Wednesday, June 22, 2011

Both my panels for PAX dev were accepted!

Very exciting for me. I submitted two panels.

What every programmer should know about memory
An unconference style tribute to Ulrich Drepper's paper of the same name (http://goo.gl/EoiZE). Come find out what a cache line is and why you should care. Go under the hood of CC-NUMA architectures and find out what it takes to provide cache coherency in the face of a variety synchronization primitives and memory models. Learn about the Java memory model and the upcoming C++11x memory model. Discuss the various tradeoffs between single-thread performance and multi-thread scalability associated with CC-NUMA architectures.

and

Tools for scaling out instead of scaling up 
The popularity of scale out architectures has led to the development of a new generation of tools for building distributed systems. Distributed agreement protocols, databases, filesystems, and map-reduce frameworks provide the scalable, fault-tolerant, and highly available building blocks necessary to develop scalable applications and services. In this session Ariel Weisberg, Software Engineer @ VoltDB leads a series of as yet unknown panelists in providing an overview of the new tools on the block by describing the problem each tools solves and how they solve it. We will be discussing Hadoop, ZooKeeper, Dynamo (Riak, Voltdemort, and Cassandra), MongoDB, and VoltDB.

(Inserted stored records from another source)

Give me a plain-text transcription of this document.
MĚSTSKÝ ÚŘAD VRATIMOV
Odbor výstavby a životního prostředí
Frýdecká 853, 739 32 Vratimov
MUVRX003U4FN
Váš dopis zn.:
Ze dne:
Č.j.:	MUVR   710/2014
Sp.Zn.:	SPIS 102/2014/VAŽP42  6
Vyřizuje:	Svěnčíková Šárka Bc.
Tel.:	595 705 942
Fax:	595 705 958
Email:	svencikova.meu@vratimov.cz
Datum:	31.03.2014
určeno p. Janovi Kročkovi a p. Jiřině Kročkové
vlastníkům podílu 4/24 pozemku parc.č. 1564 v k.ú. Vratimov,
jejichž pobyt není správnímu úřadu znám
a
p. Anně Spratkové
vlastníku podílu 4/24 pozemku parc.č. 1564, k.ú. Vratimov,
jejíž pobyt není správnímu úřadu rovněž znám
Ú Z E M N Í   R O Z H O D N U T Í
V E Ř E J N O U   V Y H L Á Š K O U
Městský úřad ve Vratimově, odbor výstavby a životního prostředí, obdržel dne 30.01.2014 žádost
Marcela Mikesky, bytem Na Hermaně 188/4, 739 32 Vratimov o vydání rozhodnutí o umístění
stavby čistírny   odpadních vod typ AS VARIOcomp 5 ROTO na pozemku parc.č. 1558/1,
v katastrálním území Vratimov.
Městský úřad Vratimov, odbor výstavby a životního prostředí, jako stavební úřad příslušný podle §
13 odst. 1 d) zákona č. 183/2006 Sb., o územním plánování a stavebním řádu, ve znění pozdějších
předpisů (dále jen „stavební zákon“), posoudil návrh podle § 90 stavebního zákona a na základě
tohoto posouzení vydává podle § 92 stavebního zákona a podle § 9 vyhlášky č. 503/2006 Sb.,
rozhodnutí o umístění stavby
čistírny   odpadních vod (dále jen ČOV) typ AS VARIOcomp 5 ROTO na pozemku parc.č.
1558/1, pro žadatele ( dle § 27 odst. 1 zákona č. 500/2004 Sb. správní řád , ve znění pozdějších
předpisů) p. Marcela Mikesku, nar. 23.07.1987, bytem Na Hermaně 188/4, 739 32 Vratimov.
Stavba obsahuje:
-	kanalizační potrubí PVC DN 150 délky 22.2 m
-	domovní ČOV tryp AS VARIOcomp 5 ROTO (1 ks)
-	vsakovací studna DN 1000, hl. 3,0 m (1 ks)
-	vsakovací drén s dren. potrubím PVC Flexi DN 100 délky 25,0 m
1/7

I am looking for panelists!

I am supposed to have a committed panelists by July 8th with a 340x420 head shot and an 80 word profile for each panelist. Presumably they start printing schedules at that point. Late comers are still welcome as the content of the panel is the most important thing.

The content of the panels is fungible and highly fungible in the case of "Tools for scaling out instead of scaling up." I want to focus the on the strengths and experience of the panelists.